GFANZ was launched in April 2021 by UN Special Envoy on Climate Action and Finance Mark Carney together with the COP26 Presidency, ahead of the Glasgow climate conference. It functions as an umbrella body bringing together sector-specific sub-alliances covering banks, asset managers, asset owners, insurers, financial service providers, and investment consultants. Major constituent groups include the Net-Zero Banking Alliance (NZBA), the Net Zero Asset Managers initiative (NZAM), the Net-Zero Asset Owner Alliance (NZAOA), and the Net-Zero Insurance Alliance (NZIA).
Member institutions commit to setting science-based interim targets, publishing transition plans, and reporting progress on aligning portfolios with a 1.5°C pathway.

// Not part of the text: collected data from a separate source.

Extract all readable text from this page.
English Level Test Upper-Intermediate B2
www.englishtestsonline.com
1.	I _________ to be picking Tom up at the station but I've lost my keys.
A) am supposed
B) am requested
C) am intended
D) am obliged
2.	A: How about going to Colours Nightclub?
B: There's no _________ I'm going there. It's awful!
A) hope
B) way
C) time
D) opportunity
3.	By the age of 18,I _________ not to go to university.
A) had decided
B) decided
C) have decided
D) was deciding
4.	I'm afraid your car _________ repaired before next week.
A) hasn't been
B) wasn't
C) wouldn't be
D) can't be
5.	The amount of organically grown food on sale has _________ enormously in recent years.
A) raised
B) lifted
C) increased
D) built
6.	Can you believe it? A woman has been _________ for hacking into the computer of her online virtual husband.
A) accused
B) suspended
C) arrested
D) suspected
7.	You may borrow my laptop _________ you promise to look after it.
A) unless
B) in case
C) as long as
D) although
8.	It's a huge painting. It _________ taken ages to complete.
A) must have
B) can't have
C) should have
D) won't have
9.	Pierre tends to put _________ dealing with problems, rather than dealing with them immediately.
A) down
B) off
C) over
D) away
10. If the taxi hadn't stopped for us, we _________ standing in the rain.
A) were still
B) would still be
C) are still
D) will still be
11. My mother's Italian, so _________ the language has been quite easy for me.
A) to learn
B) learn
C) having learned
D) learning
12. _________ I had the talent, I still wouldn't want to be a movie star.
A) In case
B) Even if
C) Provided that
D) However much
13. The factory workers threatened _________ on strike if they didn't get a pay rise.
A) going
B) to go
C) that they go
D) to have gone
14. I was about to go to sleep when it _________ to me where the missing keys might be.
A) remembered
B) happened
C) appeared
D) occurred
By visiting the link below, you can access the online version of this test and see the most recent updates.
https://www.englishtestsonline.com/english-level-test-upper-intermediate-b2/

At the time of its COP26 launch, GFANZ announced that signatories collectively represented over $130 trillion in assets, a figure that became a centerpiece of the Glasgow finance narrative — and later a target of criticism from NGOs who argued the headline number overstated capital actually committed to decarbonization.
GFANZ has faced significant turbulence. In 2022, several large U.S. banks reportedly threatened to leave NZBA over concerns that membership requirements could expose them to antitrust scrutiny and litigation, particularly amid pushback from Republican state attorneys general framing the alliances as anticompetitive collusion against fossil fuels. The Net-Zero Insurance Alliance largely collapsed in 2023 after most of its founding members withdrew. In late 2024 and early 2025, several major U.S. banks — including JPMorgan Chase, Citigroup, Bank of America, Wells Fargo, Goldman Sachs, and Morgan Stanley — exited NZBA, and GFANZ subsequently restructured, dropping the requirement that members belong to a sectoral net-zero alliance.
For MUN and policy researchers, GFANZ is a key case study in private climate governance, voluntary disclosure regimes, and the tension between ESG commitments, fiduciary duty, and domestic political backlash.
Example
At COP26 in Glasgow in November 2021, Mark Carney announced that GFANZ members represented more than $130 trillion in assets aligned with net-zero by 2050.
Frequently asked questions
No. GFANZ commitments are voluntary; members self-report progress and can withdraw at any time, as several major U.S. banks did in 2024–2025.